Light scattering characterization of polystyrene latex with and without adsorbed polymer

Abstract

Dynamic light scattering (LS) is sometimes used to determine the thickness of adsorbed layers of polymers by comparing the hydrodynamic radii determined with and without the adsorbed layer. Here we point out a number of pitfalls with this method for one particular polystyrene latex. For example, even without an adsorbed layer, the hydrodynamic diameter determined by dynamic LS is 152 nm while that determined by TEM is 140 nm. Moreover, static LS also yields a larger diameter (150 nm) after subtracting a 3 nm correction for the difference between Mie and Rayleigh scattering.
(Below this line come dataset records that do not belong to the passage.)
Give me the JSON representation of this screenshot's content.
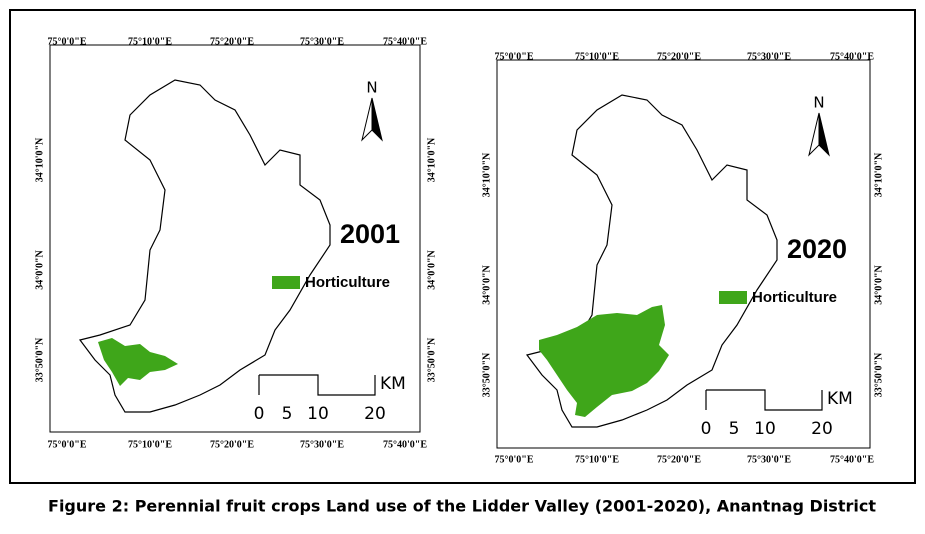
{
  "maps": [
    {
      "year": "2001",
      "legend": "Horticulture",
      "north": "N",
      "scale_unit": "KM",
      "scale_labels": [
        0,
        5,
        10,
        20
      ],
      "top_labels": [
        "75°0'0\"E",
        "75°10'0\"E",
        "75°20'0\"E",
        "75°30'0\"E",
        "75°40'0\"E"
      ],
      "bottom_labels": [
        "75°0'0\"E",
        "75°10'0\"E",
        "75°20'0\"E",
        "75°30'0\"E",
        "75°40'0\"E"
      ],
      "left_labels": [
        "34°10'0\"N",
        "34°0'0\"N",
        "33°50'0\"N"
      ],
      "right_labels": [
        "34°10'0\"N",
        "34°0'0\"N",
        "33°50'0\"N"
      ]
    },
    {
      "year": "2020",
      "legend": "Horticulture",
      "north": "N",
      "scale_unit": "KM",
      "scale_labels": [
        0,
        5,
        10,
        20
      ],
      "top_labels": [
        "75°0'0\"E",
        "75°10'0\"E",
        "75°20'0\"E",
        "75°30'0\"E",
        "75°40'0\"E"
      ],
      "bottom_labels": [
        "75°0'0\"E",
        "75°10'0\"E",
        "75°20'0\"E",
        "75°30'0\"E",
        "75°40'0\"E"
      ],
      "left_labels": [
        "34°10'0\"N",
        "34°0'0\"N",
        "33°50'0\"N"
      ],
      "right_labels": [
        "34°10'0\"N",
        "34°0'0\"N",
        "33°50'0\"N"
      ]
    }
  ],
  "caption": "Figure 2: Perennial fruit crops Land use of the Lidder Valley (2001-2020), Anantnag District"
}
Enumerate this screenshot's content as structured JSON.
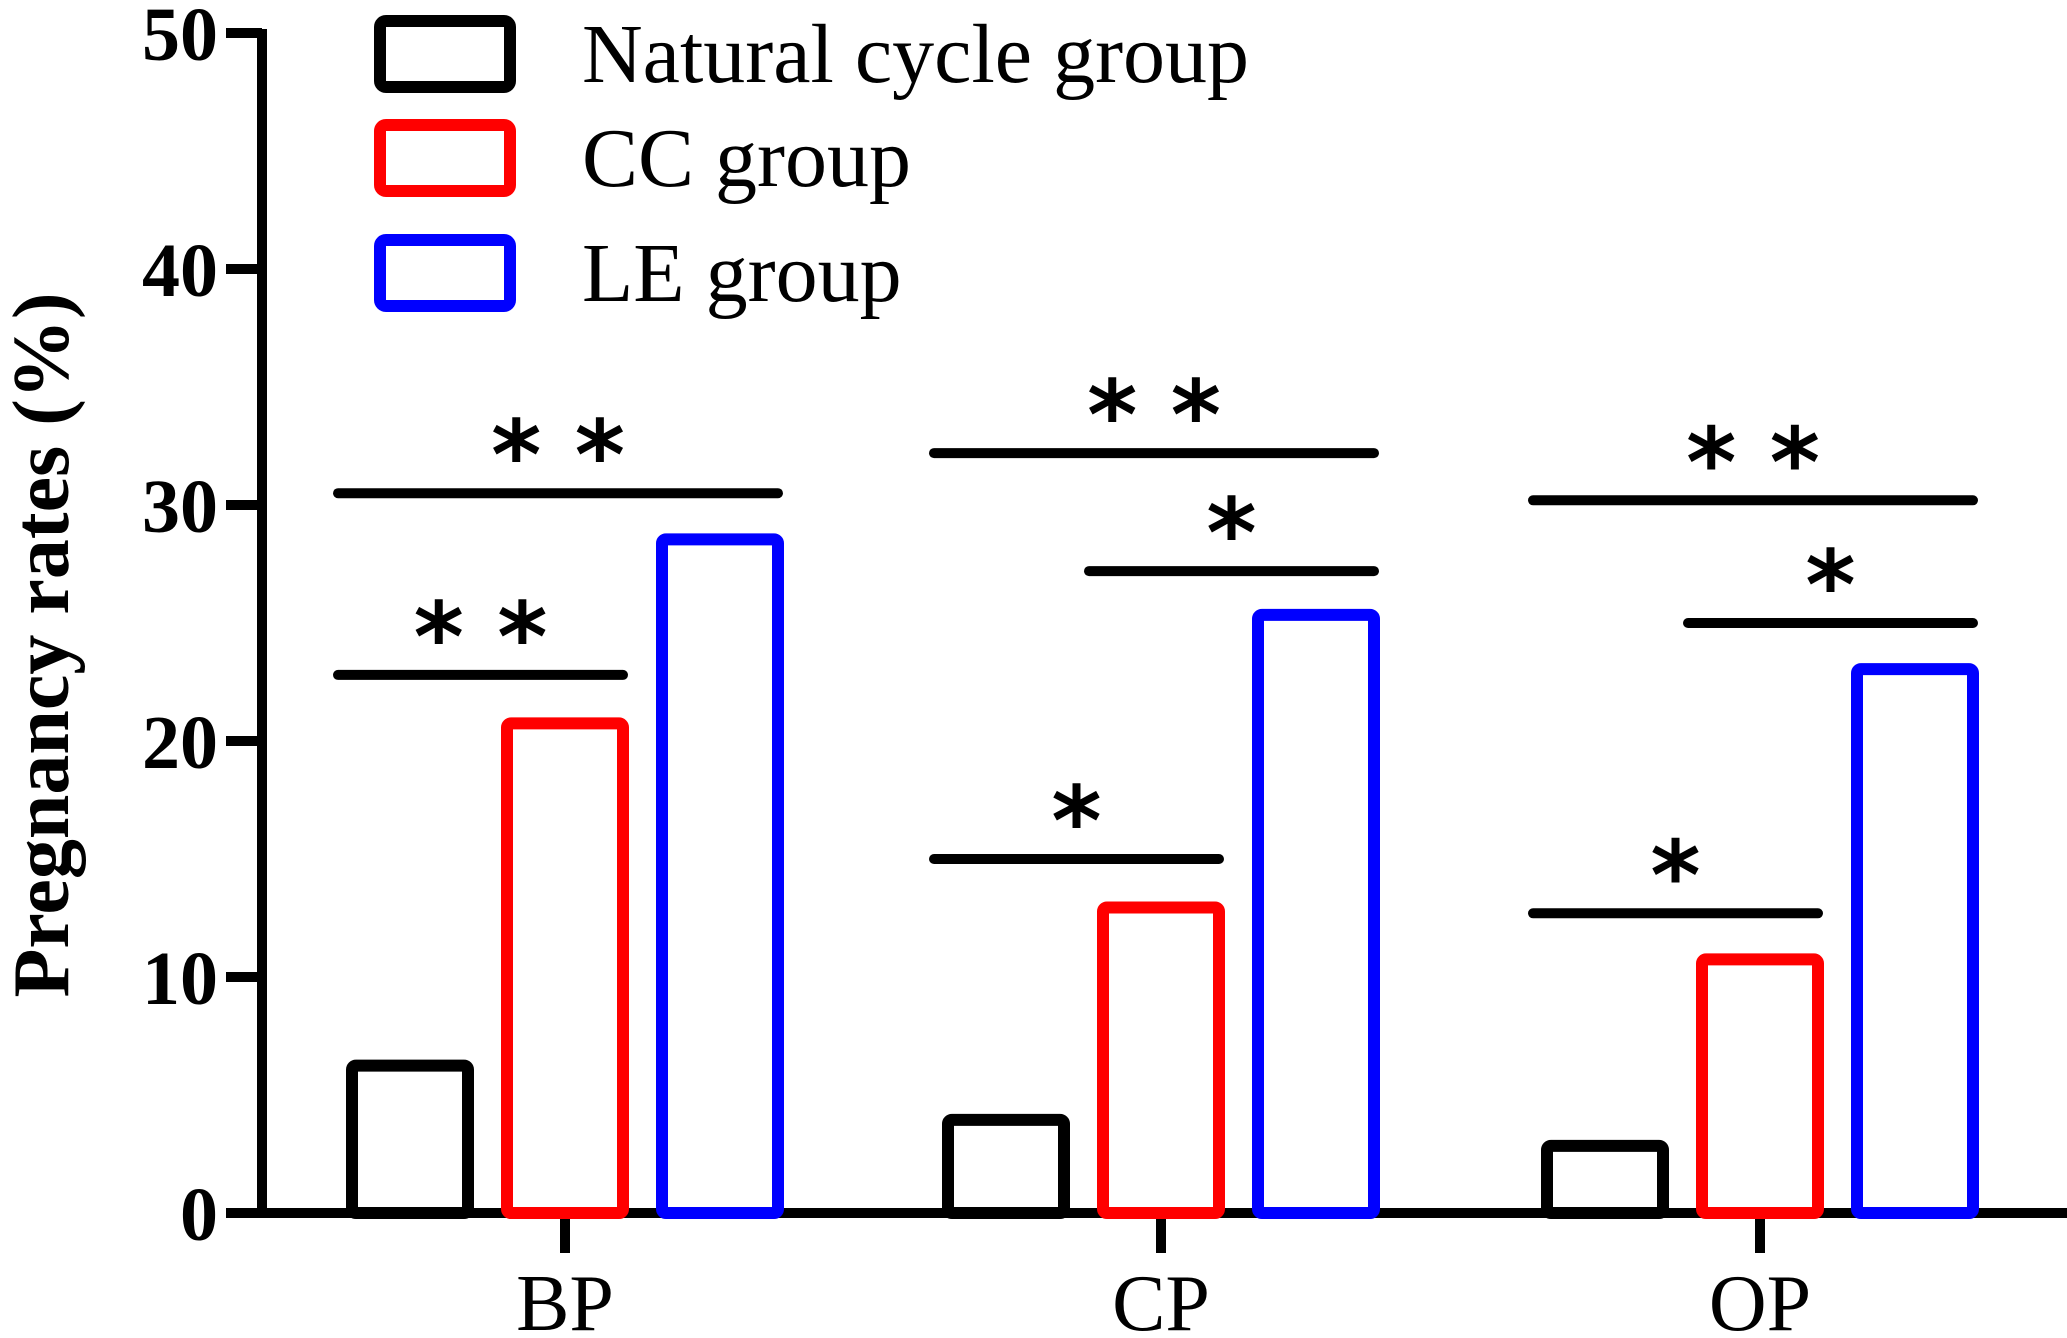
{
  "chart_data": {
    "type": "bar",
    "title": "",
    "xlabel": "",
    "ylabel": "Pregnancy rates (%)",
    "ylim": [
      0,
      50
    ],
    "yticks": [
      "0",
      "10",
      "20",
      "30",
      "40",
      "50"
    ],
    "categories": [
      "BP",
      "CP",
      "OP"
    ],
    "series": [
      {
        "name": "Natural cycle group",
        "color": "#000000",
        "values": [
          6.5,
          4.2,
          3.1
        ]
      },
      {
        "name": "CC group",
        "color": "#ff0000",
        "values": [
          21.0,
          13.2,
          11.0
        ]
      },
      {
        "name": "LE group",
        "color": "#0000ff",
        "values": [
          28.8,
          25.6,
          23.3
        ]
      }
    ],
    "legend_position": "top-left",
    "significance": [
      {
        "category": "BP",
        "from_series": 0,
        "to_series": 2,
        "y": 30.5,
        "label": "* *"
      },
      {
        "category": "BP",
        "from_series": 0,
        "to_series": 1,
        "y": 22.8,
        "label": "* *"
      },
      {
        "category": "CP",
        "from_series": 0,
        "to_series": 2,
        "y": 32.2,
        "label": "* *"
      },
      {
        "category": "CP",
        "from_series": 1,
        "to_series": 2,
        "y": 27.2,
        "label": "*"
      },
      {
        "category": "CP",
        "from_series": 0,
        "to_series": 1,
        "y": 15.0,
        "label": "*"
      },
      {
        "category": "OP",
        "from_series": 0,
        "to_series": 2,
        "y": 30.2,
        "label": "* *"
      },
      {
        "category": "OP",
        "from_series": 1,
        "to_series": 2,
        "y": 25.0,
        "label": "*"
      },
      {
        "category": "OP",
        "from_series": 0,
        "to_series": 1,
        "y": 12.7,
        "label": "*"
      }
    ]
  }
}
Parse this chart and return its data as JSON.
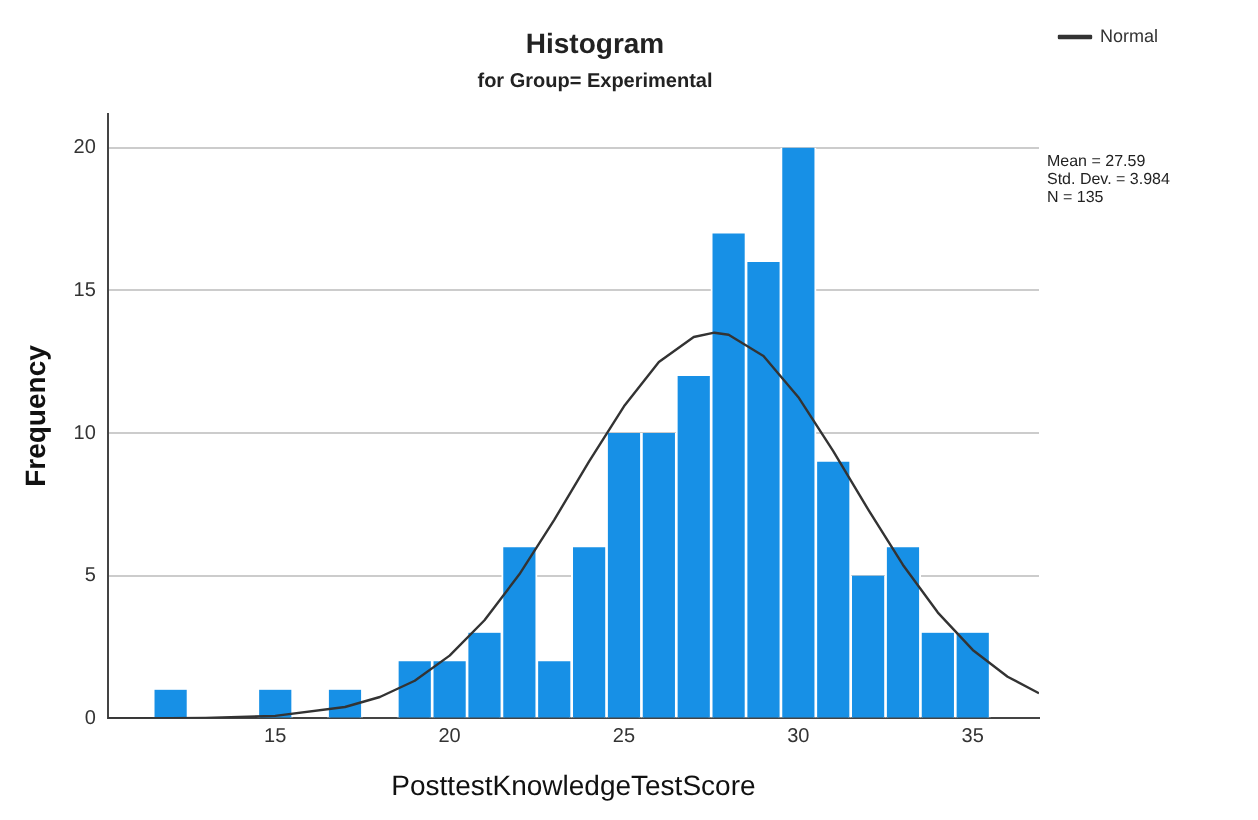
{
  "chart_data": {
    "type": "histogram",
    "title": "Histogram",
    "subtitle": "for Group= Experimental",
    "xlabel": "PosttestKnowledgeTestScore",
    "ylabel": "Frequency",
    "bins": [
      11.5,
      12.5,
      13.5,
      14.5,
      15.5,
      16.5,
      17.5,
      18.5,
      19.5,
      20.5,
      21.5,
      22.5,
      23.5,
      24.5,
      25.5,
      26.5,
      27.5,
      28.5,
      29.5,
      30.5,
      31.5,
      32.5,
      33.5,
      34.5,
      35.5
    ],
    "values": [
      1,
      0,
      0,
      1,
      0,
      1,
      0,
      2,
      2,
      3,
      6,
      2,
      6,
      10,
      10,
      12,
      17,
      16,
      20,
      9,
      5,
      6,
      3,
      3
    ],
    "color": "#1790e6",
    "series": [
      {
        "type": "line",
        "name": "Normal",
        "color": "#333333",
        "x": [
          10.2,
          11,
          13,
          15,
          17,
          18,
          19,
          20,
          21,
          22,
          23,
          24,
          25,
          26,
          27,
          27.59,
          28,
          29,
          30,
          31,
          32,
          33,
          34,
          35,
          36,
          36.9
        ],
        "values": [
          0,
          0,
          0.02,
          0.09,
          0.4,
          0.75,
          1.32,
          2.2,
          3.44,
          5.05,
          6.96,
          9.01,
          10.94,
          12.49,
          13.37,
          13.52,
          13.45,
          12.7,
          11.26,
          9.37,
          7.33,
          5.38,
          3.71,
          2.4,
          1.46,
          0.88
        ]
      }
    ],
    "xlim": [
      10.2,
      36.9
    ],
    "xticks": [
      15,
      20,
      25,
      30,
      35
    ],
    "ylim": [
      0,
      21.2
    ],
    "yticks": [
      0,
      5,
      10,
      15,
      20
    ],
    "grid": "y",
    "legend": "top right",
    "marker": "none",
    "line_style": "solid",
    "annotations": [
      "Mean = 27.59",
      "Std. Dev. = 3.984",
      "N = 135"
    ]
  }
}
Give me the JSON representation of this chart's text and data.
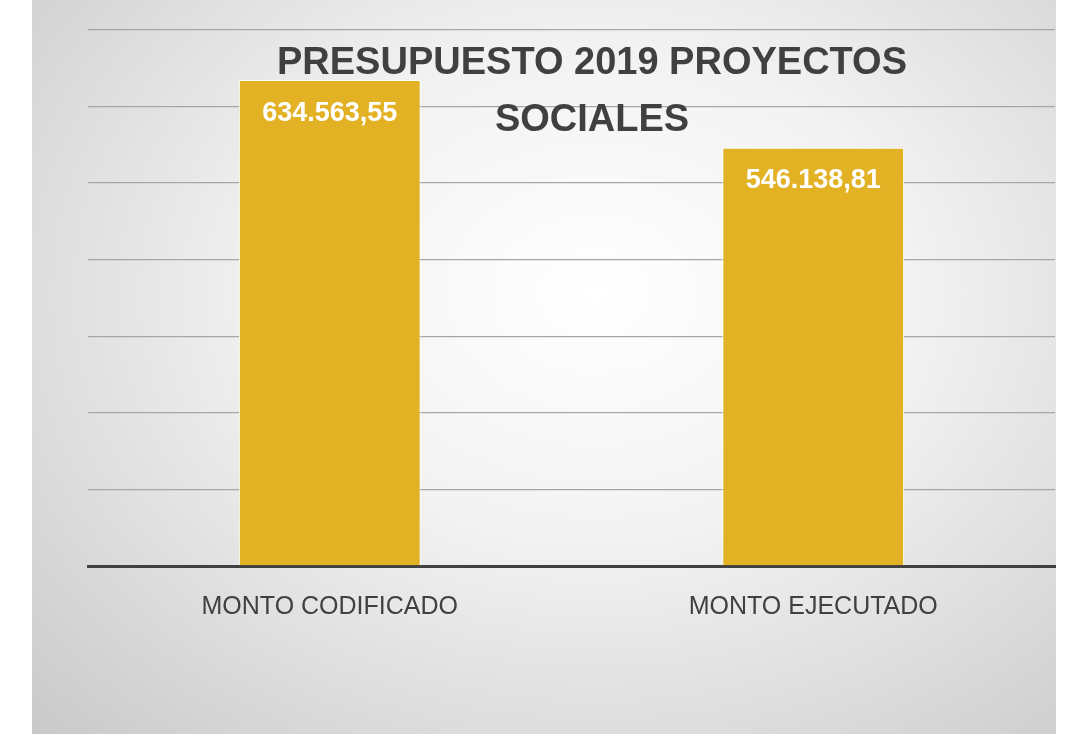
{
  "chart_data": {
    "type": "bar",
    "title": "PRESUPUESTO 2019 PROYECTOS SOCIALES",
    "categories": [
      "MONTO CODIFICADO",
      "MONTO EJECUTADO"
    ],
    "values": [
      634563.55,
      546138.81
    ],
    "value_labels": [
      "634.563,55",
      "546.138,81"
    ],
    "color": "#e2b224",
    "ylim": [
      0,
      700000
    ],
    "yticks": [
      {
        "value": 0,
        "label": null
      },
      {
        "value": 100000,
        "label": null
      },
      {
        "value": 200000,
        "label": null
      },
      {
        "value": 300000,
        "label": null
      },
      {
        "value": 400000,
        "label": null
      },
      {
        "value": 500000,
        "label": null
      },
      {
        "value": 600000,
        "label": null
      },
      {
        "value": 700000,
        "label": null
      }
    ],
    "tick_labels": "x",
    "grid": "y",
    "legend": false
  }
}
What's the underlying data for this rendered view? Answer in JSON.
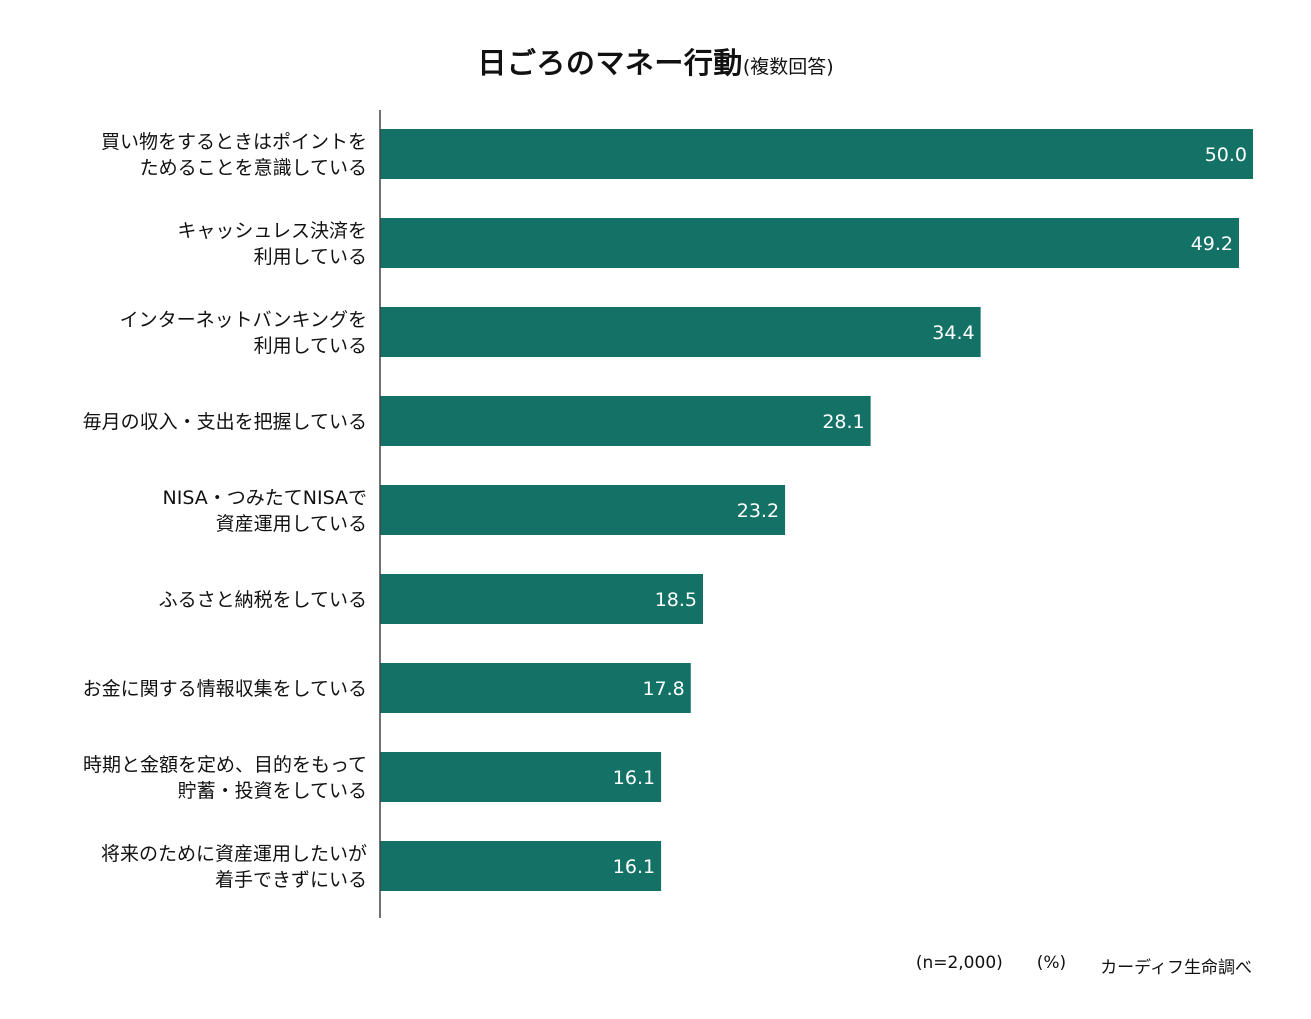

Both the angular dependence of dynamic LS and a cumulants analysis of the autocorrelation function at each angle suggest some polydispersity in size which explains the larger diameter from LS: TEM yields the number-average diameter whereas LS yields a z-average (heavily weighted toward larger particles). The greater polydispersity deduced from LS than reported with TEM might arise from doublet formation. The small difference between diameters determined by dynamic and static LS might be due to electroviscous effects or finite particle concentration. Non-sphericity of particles is not important. The polydispersity with adsorbed polymer (F108 Pluronic) was found to be larger than without. The layer thickness inferred from the difference in average hydrodynamic radius (11 nm) is overestimated owing to the increase in polydispersity with polymer adsorption.